O şarkı Akşener’e ve İYİ Partililere sitem

MHP’nin‘x’ hesa­bında önceki gün çok tartışma yaratan bir klip yayınlandı.

Bahçeli, eşofmanıy­la yürüyüş yaparken görülüyor.

Fonda MHP liderinin çok sevdiği Ferdi Tay­fur’un sitemkar bir şar­kısı çalıyor.

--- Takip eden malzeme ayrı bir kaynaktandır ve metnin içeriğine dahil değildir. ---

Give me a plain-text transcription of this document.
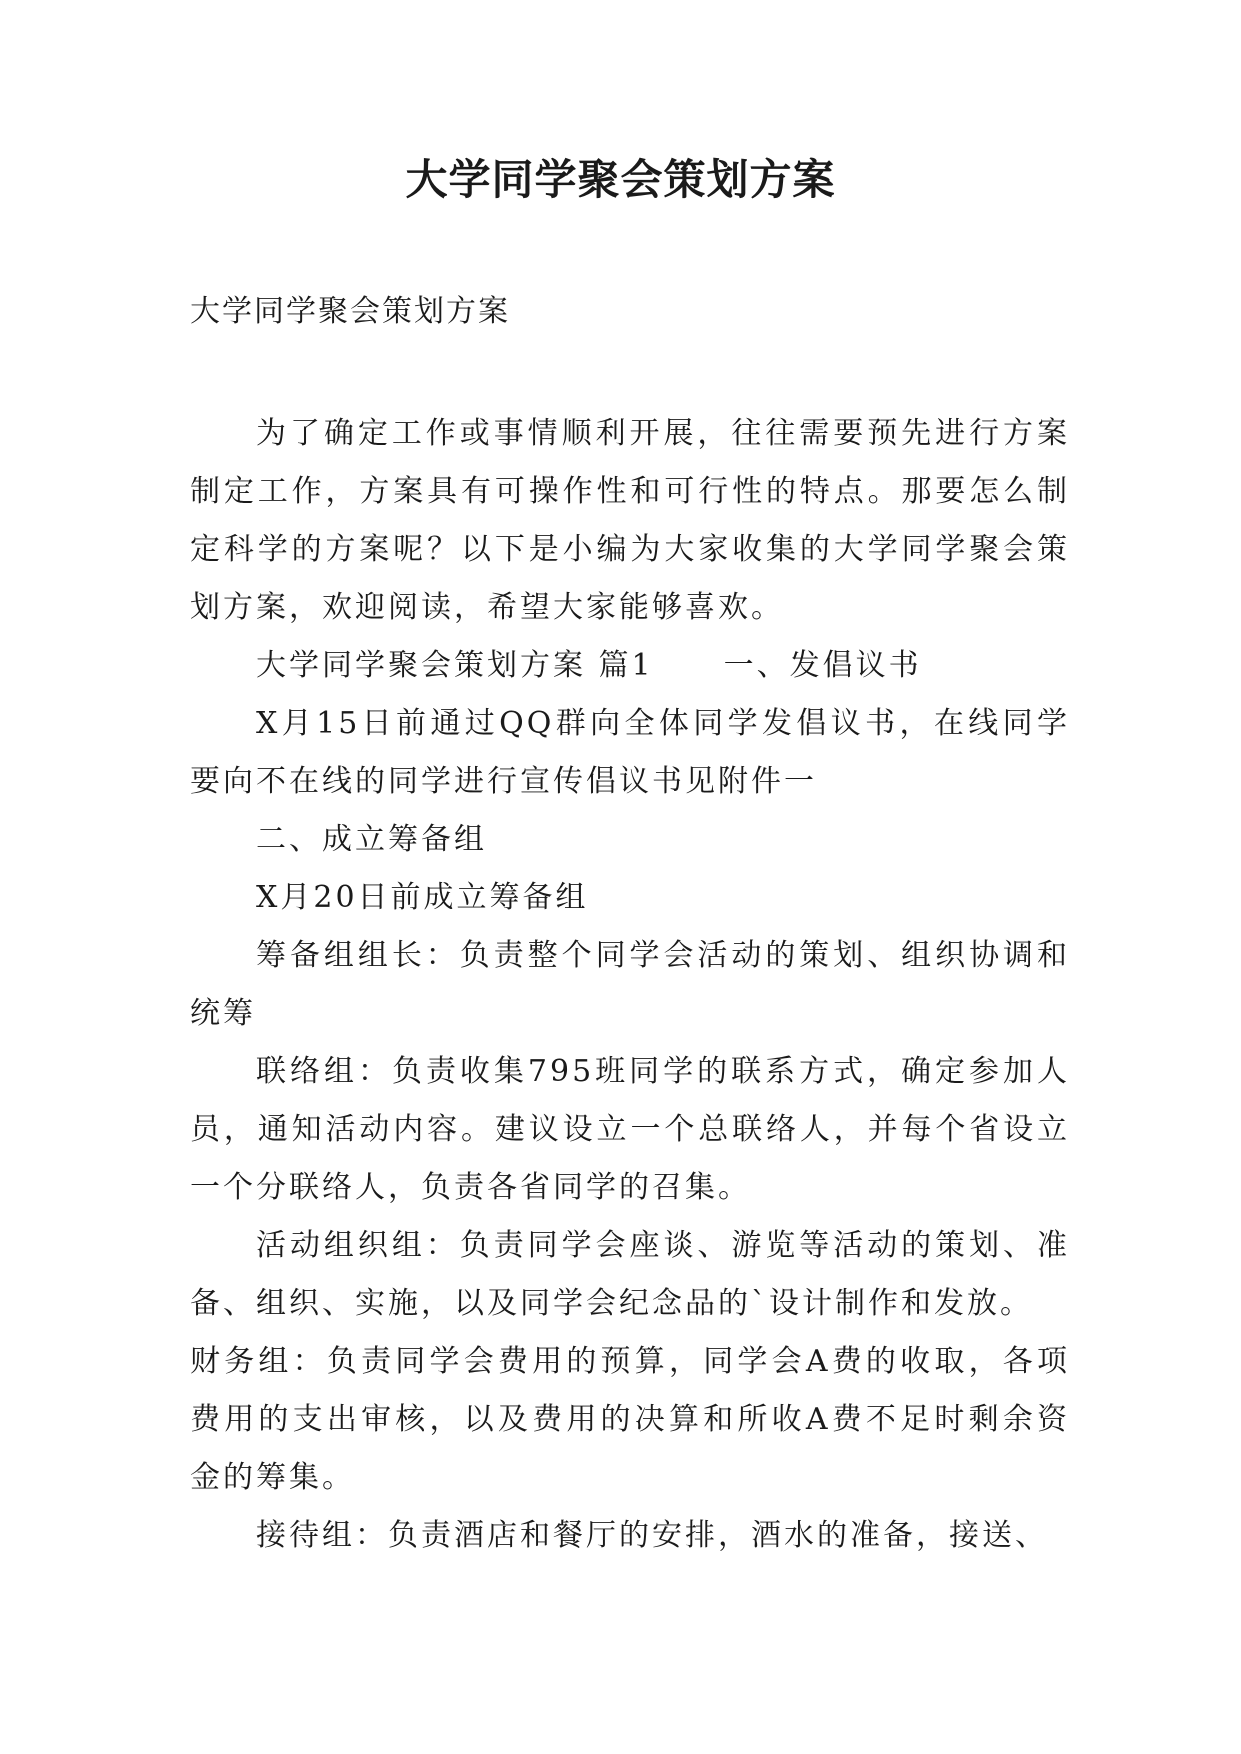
大学同学聚会策划方案

大学同学聚会策划方案

为了确定工作或事情顺利开展，往往需要预先进行方案制定工作，方案具有可操作性和可行性的特点。那要怎么制定科学的方案呢？以下是小编为大家收集的大学同学聚会策划方案，欢迎阅读，希望大家能够喜欢。

大学同学聚会策划方案 篇1 一、发倡议书

X月15日前通过QQ群向全体同学发倡议书，在线同学要向不在线的同学进行宣传倡议书见附件一

二、成立筹备组

X月20日前成立筹备组

筹备组组长：负责整个同学会活动的策划、组织协调和统筹

联络组：负责收集795班同学的联系方式，确定参加人员，通知活动内容。建议设立一个总联络人，并每个省设立一个分联络人，负责各省同学的召集。

活动组织组：负责同学会座谈、游览等活动的策划、准备、组织、实施，以及同学会纪念品的`设计制作和发放。

财务组：负责同学会费用的预算，同学会A费的收取，各项费用的支出审核，以及费用的决算和所收A费不足时剩余资金的筹集。

接待组：负责酒店和餐厅的安排，酒水的准备，接送、
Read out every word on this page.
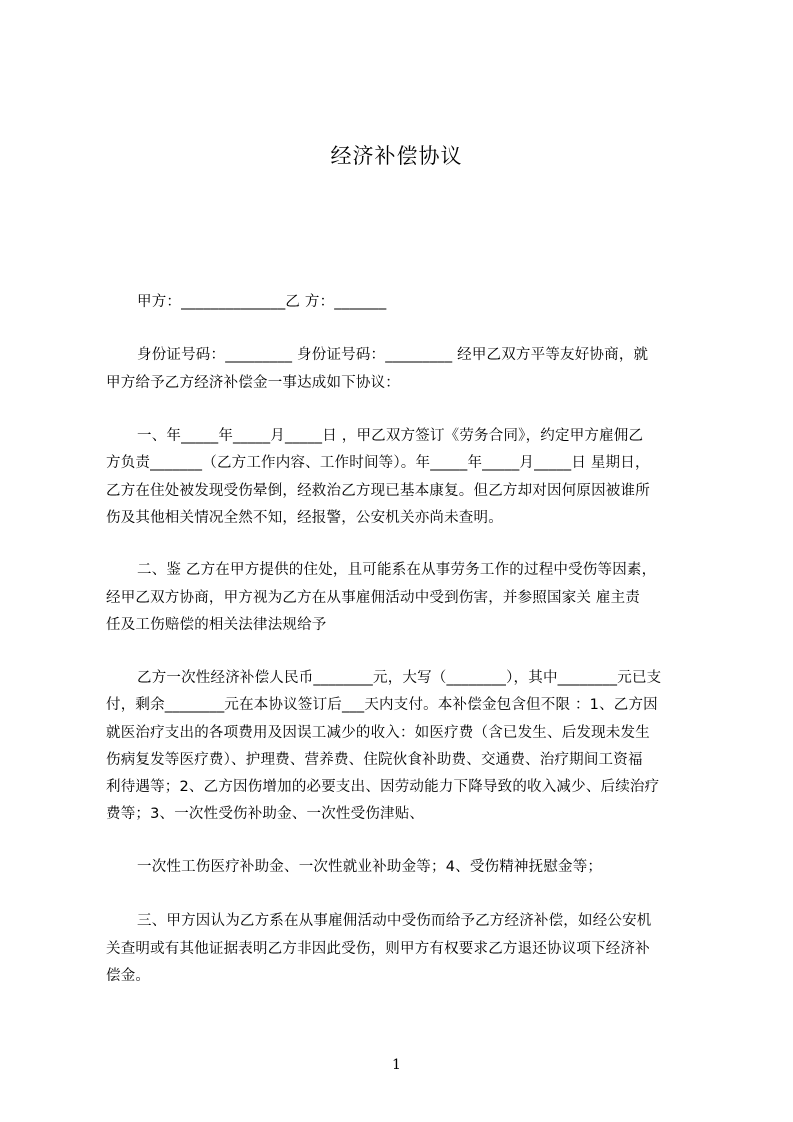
经济补偿协议
甲方：______________乙 方：_______
身份证号码：_________ 身份证号码：_________ 经甲乙双方平等友好协商，就
甲方给予乙方经济补偿金一事达成如下协议：
一、年_____年_____月_____日 ，甲乙双方签订《劳务合同》，约定甲方雇佣乙
方负责_______（乙方工作内容、工作时间等）。年_____年_____月_____日 星期日，
乙方在住处被发现受伤晕倒，经救治乙方现已基本康复。但乙方却对因何原因被谁所
伤及其他相关情况全然不知，经报警，公安机关亦尚未查明。
二、鉴 乙方在甲方提供的住处，且可能系在从事劳务工作的过程中受伤等因素，
经甲乙双方协商，甲方视为乙方在从事雇佣活动中受到伤害，并参照国家关 雇主责
任及工伤赔偿的相关法律法规给予
乙方一次性经济补偿人民币________元，大写（________），其中________元已支
付，剩余________元在本协议签订后___天内支付。本补偿金包含但不限 ：1、乙方因
就医治疗支出的各项费用及因误工减少的收入：如医疗费（含已发生、后发现未发生
伤病复发等医疗费）、护理费、营养费、住院伙食补助费、交通费、治疗期间工资福
利待遇等；2、乙方因伤增加的必要支出、因劳动能力下降导致的收入减少、后续治疗
费等；3、一次性受伤补助金、一次性受伤津贴、
一次性工伤医疗补助金、一次性就业补助金等；4、受伤精神抚慰金等；
三、甲方因认为乙方系在从事雇佣活动中受伤而给予乙方经济补偿，如经公安机
关查明或有其他证据表明乙方非因此受伤，则甲方有权要求乙方退还协议项下经济补
偿金。
1
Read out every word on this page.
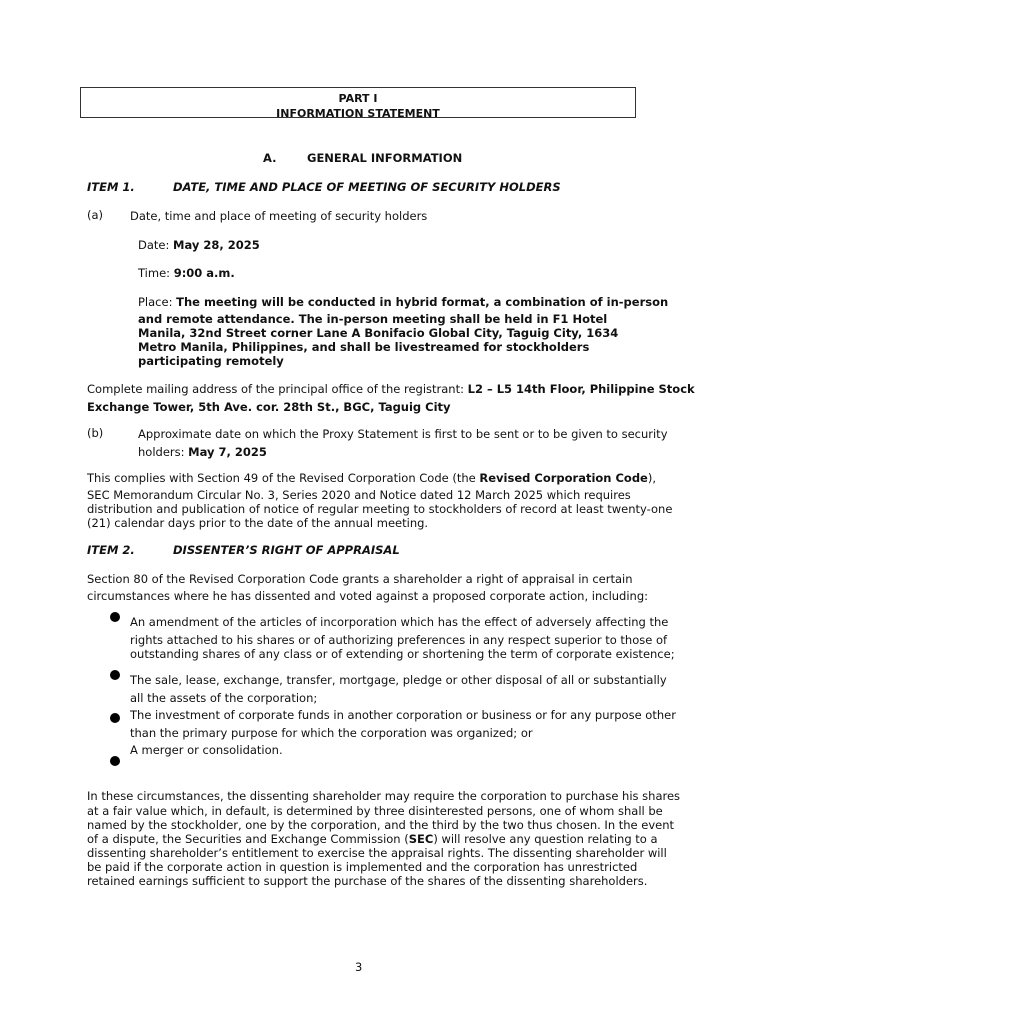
PART I
INFORMATION STATEMENT
A.	GENERAL INFORMATION
ITEM 1.	DATE, TIME AND PLACE OF MEETING OF SECURITY HOLDERS
(a) Date, time and place of meeting of security holders
Date: May 28, 2025
Time: 9:00 a.m.
Place: The meeting will be conducted in hybrid format, a combination of in-person
and remote attendance. The in-person meeting shall be held in F1 Hotel
Manila, 32nd Street corner Lane A Bonifacio Global City, Taguig City, 1634
Metro Manila, Philippines, and shall be livestreamed for stockholders
participating remotely
Complete mailing address of the principal office of the registrant: L2 – L5 14th Floor, Philippine Stock
Exchange Tower, 5th Ave. cor. 28th St., BGC, Taguig City
(b)	Approximate date on which the Proxy Statement is first to be sent or to be given to security
holders: May 7, 2025
This complies with Section 49 of the Revised Corporation Code (the Revised Corporation Code),
SEC Memorandum Circular No. 3, Series 2020 and Notice dated 12 March 2025 which requires
distribution and publication of notice of regular meeting to stockholders of record at least twenty-one
(21) calendar days prior to the date of the annual meeting.
ITEM 2.	DISSENTER’S RIGHT OF APPRAISAL
Section 80 of the Revised Corporation Code grants a shareholder a right of appraisal in certain
circumstances where he has dissented and voted against a proposed corporate action, including:
An amendment of the articles of incorporation which has the effect of adversely affecting the
rights attached to his shares or of authorizing preferences in any respect superior to those of
outstanding shares of any class or of extending or shortening the term of corporate existence;
The sale, lease, exchange, transfer, mortgage, pledge or other disposal of all or substantially
all the assets of the corporation;
The investment of corporate funds in another corporation or business or for any purpose other
than the primary purpose for which the corporation was organized; or
A merger or consolidation.
In these circumstances, the dissenting shareholder may require the corporation to purchase his shares
at a fair value which, in default, is determined by three disinterested persons, one of whom shall be
named by the stockholder, one by the corporation, and the third by the two thus chosen. In the event
of a dispute, the Securities and Exchange Commission (SEC) will resolve any question relating to a
dissenting shareholder’s entitlement to exercise the appraisal rights. The dissenting shareholder will
be paid if the corporate action in question is implemented and the corporation has unrestricted
retained earnings sufficient to support the purchase of the shares of the dissenting shareholders.
3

Şarkının sözleri ma­nidar:

“Hep köle misali zincire vurdun

Ben sana dost oldum sen düşman oldun

Sen beni kendine göre mi buldun

Hainsin diyorsam söyleten sensin

Sana söylediğim sözlere kızma

Sitem ediyorsam ettiren sensin

Senden çektiklerim yetti canıma

Zalimsin diyorsam söyleten sensin.”

Bu paylaşımdan son­ra herkes Bahçeli’nin göndermesinin kime olduğunu sordu. Çoğu yorumcu Erdoğan’a sitem ettiğini düşündü.

Bu sorunun peşine düştüm.

Görüştüğüm MHP’li bir yetkili “Esasında oradaki sitem Meral Akşener’e ve bizden gi­denlere. Sözlere dikkat edin. Onlara söyleni­yor” dedi.

Bunun gerekçesini sordum.

“Çünkü kongreleri yaklaştı” dedi ve ekledi:

“Genel başkanımız bizden ayrıldılar diye bunlar parçalansın ve partiler çöplüğüne gitsinler diye hırsla bak­mıyor. Bunlar parçalan­maya doğru gidiyor. Bir kısmı CHP’ye gidecek. Ki, başlamış. Bir kısmı AK Parti’ye gidecek. Bir kısmı bize gelme­ye çalışacak. Bunun demokrasiye katkısı ne olur?”

Katılmak isteyenler olursa MHP’nin tavrı ne olur?

MHP’li yetkili şunları söylüyor:

“Üç aday yarışıyor. Kimse MHP’ye güve­nerek yarışa girmesin. Yarışı kaybettikten sonra küsüp nasıl olsa MHP’ye giderim, kapı­lar bana açık havasında olmasın.”

KURTULMUŞ’A TEPKI

Görüştüğüm bir diğer MHP’li yetkili ise Bah­çeli’nin TBMM’deki 23 Nisan resepsiyonu­na gitmeme nedenini, “Numan Kurtulmuş’a tepki” diye açıkladı.

MHP’liler AK Par­ti’de Kurtulmuş’un da içinde bulunduğu bir eğilimin MHP ile ittifa­ka mesafeli ve DEM’le yakınlaşmaya taraftar olduğunu düşünüyor. Ancak Bahçeli’nin, Erdoğan ve Özel arasındaki temasa itirazının olmadığını vurguluyorlar.